Danıştay'ın bozma gerekçesindeki hukuksal dayanaklar şu şekildedir: Tam yargı davalarında, kişilerin maddi ve manevi varlıklarını koruma hakkının tıbbi ihmalden kaynaklanan bir ihlal iddiası söz konusu olduğunda, bilirkişi incelemesi kritik bir rol oynar. Bilirkişi, somut tıbbi veriler ve kendi tıbbi bilgisi ışığında, her türlü şüphenin ötesinde, nesnel bir sonuca ulaşmalıdır. Bilirkişiye başvurmanın amacı, hukuka uygun bir karar vermek için gerekli verilere ulaşmaktır. Bu nedenle, bilirkişi seçimi, uyuşmazlık konusunda özel ve teknik bilgiye sahip kişiler arasından yapılmalıdır.

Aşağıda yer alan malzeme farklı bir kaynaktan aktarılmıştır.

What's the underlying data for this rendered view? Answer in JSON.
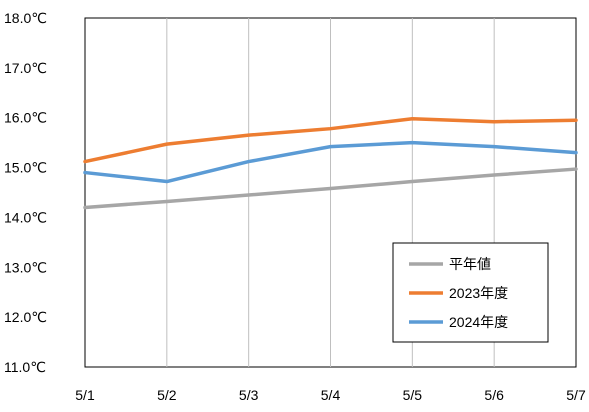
{
  "chart_data": {
    "type": "line",
    "title": "",
    "xlabel": "",
    "ylabel": "",
    "categories": [
      "5/1",
      "5/2",
      "5/3",
      "5/4",
      "5/5",
      "5/6",
      "5/7"
    ],
    "y_tick_labels": [
      "11.0℃",
      "12.0℃",
      "13.0℃",
      "14.0℃",
      "15.0℃",
      "16.0℃",
      "17.0℃",
      "18.0℃"
    ],
    "ylim": [
      11.0,
      18.0
    ],
    "grid": "vertical",
    "legend_position": "bottom-right",
    "series": [
      {
        "name": "平年値",
        "color": "#a6a6a6",
        "values": [
          14.2,
          14.32,
          14.45,
          14.58,
          14.72,
          14.85,
          14.97
        ]
      },
      {
        "name": "2023年度",
        "color": "#ed7d31",
        "values": [
          15.12,
          15.47,
          15.65,
          15.78,
          15.98,
          15.92,
          15.95
        ]
      },
      {
        "name": "2024年度",
        "color": "#5b9bd5",
        "values": [
          14.9,
          14.72,
          15.12,
          15.42,
          15.5,
          15.42,
          15.3
        ]
      }
    ]
  }
}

Bilirkişi raporları, sorulara verilen cevapların açık ve şüpheye yer vermeyen bir şekilde, raporun içeriğinin ise hükme esas alınabilecek nitelikte olması gerekmektedir. Sağlık hakkını doğrudan etkileyen davalarda, mahkemeler, somut verilere dayanmayan, bilimsel değerlendirme içermeyen, yalnızca varsayıma dayalı bilirkişi raporlarını hükme esas alırsa, kişilerin anayasal haklarını koruma amacıyla yeterli yargısal güvence sağlanmamış olur.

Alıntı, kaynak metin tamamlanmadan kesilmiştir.